ZEV : Merci, Tim, de m’avoir, comme toujours, pour le plaisir de parler du monde des adaptations du théâtre au cinéma. Et si vous vous intéressez à l’adaptation, il y a peu d’œuvres plus fructueuses à explorer que Cabaret.
Au moment où la comédie musicale a atteint la scène de Broadway en 1966, elle avait déjà connu plusieurs incarnations : le romancier Christopher Isherwood s’est inspiré de son propre séjour dans le Berlin de Weimar pour écrire The Berlin Stories, publié en 1945, (qui combine les romans Mr Norris Changes Trains, de 1935, et Goodbye to Berlin, de 1939). Ce roman (principalement la partie Goodbye to Berlin) a inspiré la pièce de théâtre de John Van Druten, I Am A Camera, de 1951, qui a valu des Tony Awards à Julie Harris, jouant Sally Bowles (son premier de cinq prix de meilleure actrice dans une pièce) et à Marian Winters (actrice vedette), et a été adaptée en film en 1955.
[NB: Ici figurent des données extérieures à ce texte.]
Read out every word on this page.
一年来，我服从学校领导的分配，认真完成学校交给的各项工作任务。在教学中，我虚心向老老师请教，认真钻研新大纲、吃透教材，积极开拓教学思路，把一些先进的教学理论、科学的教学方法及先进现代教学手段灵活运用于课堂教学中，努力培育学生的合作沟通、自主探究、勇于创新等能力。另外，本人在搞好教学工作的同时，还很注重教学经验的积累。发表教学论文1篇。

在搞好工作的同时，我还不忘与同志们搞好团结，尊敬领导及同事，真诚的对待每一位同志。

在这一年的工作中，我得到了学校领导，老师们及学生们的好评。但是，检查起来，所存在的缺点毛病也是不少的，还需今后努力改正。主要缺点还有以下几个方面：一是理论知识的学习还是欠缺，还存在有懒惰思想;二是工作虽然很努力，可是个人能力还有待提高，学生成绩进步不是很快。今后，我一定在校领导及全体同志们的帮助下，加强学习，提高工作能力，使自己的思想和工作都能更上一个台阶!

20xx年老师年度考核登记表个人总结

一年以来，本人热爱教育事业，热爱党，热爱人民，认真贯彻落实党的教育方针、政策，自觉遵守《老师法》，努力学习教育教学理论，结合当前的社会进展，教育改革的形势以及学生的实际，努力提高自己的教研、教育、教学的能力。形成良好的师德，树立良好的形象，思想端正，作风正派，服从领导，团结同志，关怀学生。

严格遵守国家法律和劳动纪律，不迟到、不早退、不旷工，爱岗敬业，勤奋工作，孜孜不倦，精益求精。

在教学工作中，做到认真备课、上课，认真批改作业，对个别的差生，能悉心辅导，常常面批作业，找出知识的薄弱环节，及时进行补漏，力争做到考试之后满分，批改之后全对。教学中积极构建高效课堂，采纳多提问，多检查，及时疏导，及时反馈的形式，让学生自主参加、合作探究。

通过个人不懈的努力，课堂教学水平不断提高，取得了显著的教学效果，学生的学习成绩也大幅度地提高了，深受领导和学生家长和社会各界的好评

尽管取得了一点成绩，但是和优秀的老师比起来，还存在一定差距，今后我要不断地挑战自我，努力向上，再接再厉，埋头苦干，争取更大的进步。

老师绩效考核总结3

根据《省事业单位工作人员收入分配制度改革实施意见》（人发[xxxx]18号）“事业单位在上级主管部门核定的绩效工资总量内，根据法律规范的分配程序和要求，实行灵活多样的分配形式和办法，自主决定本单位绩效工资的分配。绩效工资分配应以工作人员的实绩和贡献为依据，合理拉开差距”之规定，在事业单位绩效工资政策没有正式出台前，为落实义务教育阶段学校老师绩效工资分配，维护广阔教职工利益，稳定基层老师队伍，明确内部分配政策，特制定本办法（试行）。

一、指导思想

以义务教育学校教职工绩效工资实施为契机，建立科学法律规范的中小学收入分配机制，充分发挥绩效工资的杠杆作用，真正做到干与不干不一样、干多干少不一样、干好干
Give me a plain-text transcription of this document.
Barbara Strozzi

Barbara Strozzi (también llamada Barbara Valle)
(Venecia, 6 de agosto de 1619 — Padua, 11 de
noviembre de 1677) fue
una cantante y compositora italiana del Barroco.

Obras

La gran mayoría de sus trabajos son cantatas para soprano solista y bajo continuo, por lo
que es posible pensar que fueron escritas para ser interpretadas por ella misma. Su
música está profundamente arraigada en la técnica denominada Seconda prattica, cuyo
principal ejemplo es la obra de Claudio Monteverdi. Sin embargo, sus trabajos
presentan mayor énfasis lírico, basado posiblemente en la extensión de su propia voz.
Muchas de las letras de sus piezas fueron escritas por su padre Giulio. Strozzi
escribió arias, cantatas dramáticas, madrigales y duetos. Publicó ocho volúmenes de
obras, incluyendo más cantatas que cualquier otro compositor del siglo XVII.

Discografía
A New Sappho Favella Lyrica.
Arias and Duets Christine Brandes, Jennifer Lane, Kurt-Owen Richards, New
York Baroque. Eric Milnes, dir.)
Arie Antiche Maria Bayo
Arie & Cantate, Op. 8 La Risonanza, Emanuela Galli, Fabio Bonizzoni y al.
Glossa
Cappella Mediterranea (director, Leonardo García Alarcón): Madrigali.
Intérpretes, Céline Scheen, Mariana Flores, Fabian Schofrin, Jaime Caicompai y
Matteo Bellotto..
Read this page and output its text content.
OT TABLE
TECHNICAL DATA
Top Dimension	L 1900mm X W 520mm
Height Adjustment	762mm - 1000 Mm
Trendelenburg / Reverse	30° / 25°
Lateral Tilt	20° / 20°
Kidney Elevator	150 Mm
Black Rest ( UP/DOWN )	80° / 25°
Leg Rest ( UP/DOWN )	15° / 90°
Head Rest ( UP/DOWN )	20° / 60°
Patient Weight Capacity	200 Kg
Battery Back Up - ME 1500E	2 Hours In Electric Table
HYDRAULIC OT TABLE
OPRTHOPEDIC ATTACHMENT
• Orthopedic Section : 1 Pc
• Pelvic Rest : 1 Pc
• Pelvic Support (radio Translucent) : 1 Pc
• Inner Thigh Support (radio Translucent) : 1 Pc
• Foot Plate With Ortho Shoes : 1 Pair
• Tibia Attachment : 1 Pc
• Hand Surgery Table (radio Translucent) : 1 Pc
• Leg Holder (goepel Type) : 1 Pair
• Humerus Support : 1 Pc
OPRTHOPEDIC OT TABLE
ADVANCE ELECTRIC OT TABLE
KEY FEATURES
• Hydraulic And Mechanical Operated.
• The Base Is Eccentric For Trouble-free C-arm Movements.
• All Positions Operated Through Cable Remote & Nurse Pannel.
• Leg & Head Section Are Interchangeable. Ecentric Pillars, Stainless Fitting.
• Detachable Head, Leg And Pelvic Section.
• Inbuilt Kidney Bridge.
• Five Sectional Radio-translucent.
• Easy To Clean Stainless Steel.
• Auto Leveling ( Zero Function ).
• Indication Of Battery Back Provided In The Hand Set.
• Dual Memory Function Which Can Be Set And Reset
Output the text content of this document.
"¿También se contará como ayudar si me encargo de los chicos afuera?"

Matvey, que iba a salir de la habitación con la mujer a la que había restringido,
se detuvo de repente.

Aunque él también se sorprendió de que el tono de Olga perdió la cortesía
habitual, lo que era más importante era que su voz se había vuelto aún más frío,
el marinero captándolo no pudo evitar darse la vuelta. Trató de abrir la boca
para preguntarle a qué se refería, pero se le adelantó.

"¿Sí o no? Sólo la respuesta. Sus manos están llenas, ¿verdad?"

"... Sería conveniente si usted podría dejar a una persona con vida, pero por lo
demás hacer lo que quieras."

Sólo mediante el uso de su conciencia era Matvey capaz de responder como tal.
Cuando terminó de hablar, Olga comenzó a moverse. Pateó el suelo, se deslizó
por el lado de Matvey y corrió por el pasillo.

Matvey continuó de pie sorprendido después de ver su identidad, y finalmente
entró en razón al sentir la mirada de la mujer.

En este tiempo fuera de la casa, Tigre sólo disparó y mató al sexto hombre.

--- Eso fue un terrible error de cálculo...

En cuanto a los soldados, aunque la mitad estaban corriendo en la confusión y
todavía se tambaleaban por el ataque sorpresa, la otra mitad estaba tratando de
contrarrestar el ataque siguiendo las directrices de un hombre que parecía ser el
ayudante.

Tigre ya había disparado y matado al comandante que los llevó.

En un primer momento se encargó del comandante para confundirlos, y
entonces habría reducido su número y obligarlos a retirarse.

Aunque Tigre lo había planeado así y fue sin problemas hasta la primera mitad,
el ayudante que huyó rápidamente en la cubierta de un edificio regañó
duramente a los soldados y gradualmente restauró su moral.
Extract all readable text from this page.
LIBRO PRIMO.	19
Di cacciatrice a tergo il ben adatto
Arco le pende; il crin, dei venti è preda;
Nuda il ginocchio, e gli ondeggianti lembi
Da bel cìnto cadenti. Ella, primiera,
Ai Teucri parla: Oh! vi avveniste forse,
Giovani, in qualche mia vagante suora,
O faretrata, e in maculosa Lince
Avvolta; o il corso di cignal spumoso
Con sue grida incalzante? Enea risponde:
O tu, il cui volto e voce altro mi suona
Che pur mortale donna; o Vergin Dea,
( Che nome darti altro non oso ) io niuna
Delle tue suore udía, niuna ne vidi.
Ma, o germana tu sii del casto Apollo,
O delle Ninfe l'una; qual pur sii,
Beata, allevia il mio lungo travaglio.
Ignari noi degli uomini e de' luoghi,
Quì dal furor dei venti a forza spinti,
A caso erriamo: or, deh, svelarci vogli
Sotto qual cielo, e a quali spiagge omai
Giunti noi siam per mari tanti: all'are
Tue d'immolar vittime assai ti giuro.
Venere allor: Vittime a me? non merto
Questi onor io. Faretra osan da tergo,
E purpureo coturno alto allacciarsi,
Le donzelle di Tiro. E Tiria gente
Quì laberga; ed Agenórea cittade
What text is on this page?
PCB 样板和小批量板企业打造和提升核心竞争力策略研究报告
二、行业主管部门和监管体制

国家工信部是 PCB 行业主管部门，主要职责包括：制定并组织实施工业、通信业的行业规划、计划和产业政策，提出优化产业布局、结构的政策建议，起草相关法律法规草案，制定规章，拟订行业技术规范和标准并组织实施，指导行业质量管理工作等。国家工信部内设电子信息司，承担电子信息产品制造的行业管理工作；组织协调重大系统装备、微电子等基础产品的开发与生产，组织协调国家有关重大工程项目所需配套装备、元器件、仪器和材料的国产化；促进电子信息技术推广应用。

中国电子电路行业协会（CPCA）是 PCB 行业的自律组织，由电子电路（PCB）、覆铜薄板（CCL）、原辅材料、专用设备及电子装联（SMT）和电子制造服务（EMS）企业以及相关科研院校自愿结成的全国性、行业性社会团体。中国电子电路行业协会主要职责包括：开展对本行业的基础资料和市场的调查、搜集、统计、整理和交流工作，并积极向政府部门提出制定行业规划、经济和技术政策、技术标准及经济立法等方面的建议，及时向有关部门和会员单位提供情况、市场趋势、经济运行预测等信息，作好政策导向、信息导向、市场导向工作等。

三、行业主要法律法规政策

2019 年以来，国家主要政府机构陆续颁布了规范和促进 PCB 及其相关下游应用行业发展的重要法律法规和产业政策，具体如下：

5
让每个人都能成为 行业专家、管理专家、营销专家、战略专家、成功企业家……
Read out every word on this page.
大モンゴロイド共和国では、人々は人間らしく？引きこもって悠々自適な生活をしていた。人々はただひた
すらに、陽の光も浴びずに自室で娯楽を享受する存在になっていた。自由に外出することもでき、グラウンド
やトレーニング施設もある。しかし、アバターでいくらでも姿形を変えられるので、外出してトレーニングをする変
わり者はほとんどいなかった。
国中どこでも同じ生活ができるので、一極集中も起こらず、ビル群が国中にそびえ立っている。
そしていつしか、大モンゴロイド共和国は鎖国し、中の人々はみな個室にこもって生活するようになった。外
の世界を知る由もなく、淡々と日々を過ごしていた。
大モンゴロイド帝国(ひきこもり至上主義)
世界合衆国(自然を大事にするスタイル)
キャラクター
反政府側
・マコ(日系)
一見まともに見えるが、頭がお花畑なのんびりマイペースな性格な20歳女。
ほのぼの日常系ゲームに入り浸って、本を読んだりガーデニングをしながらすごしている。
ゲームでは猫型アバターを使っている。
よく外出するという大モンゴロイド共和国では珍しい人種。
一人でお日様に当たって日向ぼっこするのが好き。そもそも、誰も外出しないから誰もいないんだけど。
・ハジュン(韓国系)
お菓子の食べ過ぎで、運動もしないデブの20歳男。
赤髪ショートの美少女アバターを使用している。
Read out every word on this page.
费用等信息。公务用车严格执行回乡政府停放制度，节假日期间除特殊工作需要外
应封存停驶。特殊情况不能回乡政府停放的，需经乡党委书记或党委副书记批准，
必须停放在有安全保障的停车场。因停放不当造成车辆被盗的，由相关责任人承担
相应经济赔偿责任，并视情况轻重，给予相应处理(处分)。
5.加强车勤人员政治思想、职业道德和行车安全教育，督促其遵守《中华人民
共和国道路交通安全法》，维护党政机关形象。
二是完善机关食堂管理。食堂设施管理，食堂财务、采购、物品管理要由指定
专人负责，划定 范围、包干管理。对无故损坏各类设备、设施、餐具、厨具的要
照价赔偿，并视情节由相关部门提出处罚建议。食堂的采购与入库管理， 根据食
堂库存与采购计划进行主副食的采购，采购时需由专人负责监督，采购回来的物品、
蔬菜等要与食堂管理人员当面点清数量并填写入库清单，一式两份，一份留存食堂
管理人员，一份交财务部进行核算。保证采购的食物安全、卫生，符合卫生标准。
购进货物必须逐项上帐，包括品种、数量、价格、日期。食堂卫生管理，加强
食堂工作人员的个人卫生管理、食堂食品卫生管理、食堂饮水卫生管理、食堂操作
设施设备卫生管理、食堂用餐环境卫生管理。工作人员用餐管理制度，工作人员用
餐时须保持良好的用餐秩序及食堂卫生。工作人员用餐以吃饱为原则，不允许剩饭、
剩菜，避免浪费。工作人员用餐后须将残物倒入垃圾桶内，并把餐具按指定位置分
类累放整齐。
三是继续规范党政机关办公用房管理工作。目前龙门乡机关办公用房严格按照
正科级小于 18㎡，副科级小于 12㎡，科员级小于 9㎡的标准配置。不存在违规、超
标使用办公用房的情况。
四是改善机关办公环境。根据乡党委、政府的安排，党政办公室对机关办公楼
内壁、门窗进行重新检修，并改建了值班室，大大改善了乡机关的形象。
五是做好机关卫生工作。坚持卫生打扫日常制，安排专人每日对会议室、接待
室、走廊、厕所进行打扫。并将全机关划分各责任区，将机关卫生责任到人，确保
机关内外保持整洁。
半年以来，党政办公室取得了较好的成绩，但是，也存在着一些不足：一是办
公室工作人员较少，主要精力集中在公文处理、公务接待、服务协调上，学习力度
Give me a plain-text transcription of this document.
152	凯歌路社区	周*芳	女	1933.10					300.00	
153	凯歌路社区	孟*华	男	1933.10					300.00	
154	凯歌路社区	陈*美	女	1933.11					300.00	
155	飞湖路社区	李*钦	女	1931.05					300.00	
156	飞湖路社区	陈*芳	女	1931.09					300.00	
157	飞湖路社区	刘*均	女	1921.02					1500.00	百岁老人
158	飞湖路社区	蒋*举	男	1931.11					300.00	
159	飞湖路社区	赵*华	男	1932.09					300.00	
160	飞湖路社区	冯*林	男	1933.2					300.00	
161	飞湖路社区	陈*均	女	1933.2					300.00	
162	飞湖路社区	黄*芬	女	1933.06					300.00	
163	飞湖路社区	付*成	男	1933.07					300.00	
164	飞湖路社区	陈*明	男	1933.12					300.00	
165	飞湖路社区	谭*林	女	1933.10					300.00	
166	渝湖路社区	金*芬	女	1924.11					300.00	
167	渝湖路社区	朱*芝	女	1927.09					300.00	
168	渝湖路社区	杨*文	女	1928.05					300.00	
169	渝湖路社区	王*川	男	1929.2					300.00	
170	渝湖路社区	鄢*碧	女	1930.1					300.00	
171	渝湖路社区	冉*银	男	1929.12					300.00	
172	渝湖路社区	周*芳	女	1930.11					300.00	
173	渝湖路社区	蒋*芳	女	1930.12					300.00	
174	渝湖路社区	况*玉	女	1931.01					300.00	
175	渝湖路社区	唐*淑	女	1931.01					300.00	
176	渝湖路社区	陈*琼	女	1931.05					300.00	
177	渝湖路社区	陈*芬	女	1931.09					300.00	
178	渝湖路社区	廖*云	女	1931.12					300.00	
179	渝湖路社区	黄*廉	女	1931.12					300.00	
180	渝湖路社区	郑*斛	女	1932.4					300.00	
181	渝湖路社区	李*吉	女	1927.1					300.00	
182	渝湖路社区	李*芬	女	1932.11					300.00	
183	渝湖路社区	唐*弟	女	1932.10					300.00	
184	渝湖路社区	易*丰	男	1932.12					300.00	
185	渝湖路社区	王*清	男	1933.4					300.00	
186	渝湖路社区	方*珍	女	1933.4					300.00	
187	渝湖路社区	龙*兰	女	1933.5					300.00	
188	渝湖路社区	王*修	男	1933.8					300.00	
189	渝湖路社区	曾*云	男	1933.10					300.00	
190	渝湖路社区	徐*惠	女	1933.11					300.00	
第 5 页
Nous n’avons probablement pas besoin de récapituler l’intrigue, mais : toutes les versions se concentrent sur la relation entre un aspirant romancier expatrié (nommé Christopher Isherwood dans le roman et la pièce de théâtre, Clifford Bradshaw dans la comédie musicale, et Brian Roberts dans le film), avec sa compatriote Sally Bowles, une artiste de boîte de nuit minimalement douée, une dynamo séductrice et une femme profondément immature, dans les années précédant la montée d’Hitler. Les nationalités des personnages centraux changent d’un milieu à l’autre, tout comme la sexualité de la doublure d’Isherwood et les identités et sous-intrigues de tous les autres personnages.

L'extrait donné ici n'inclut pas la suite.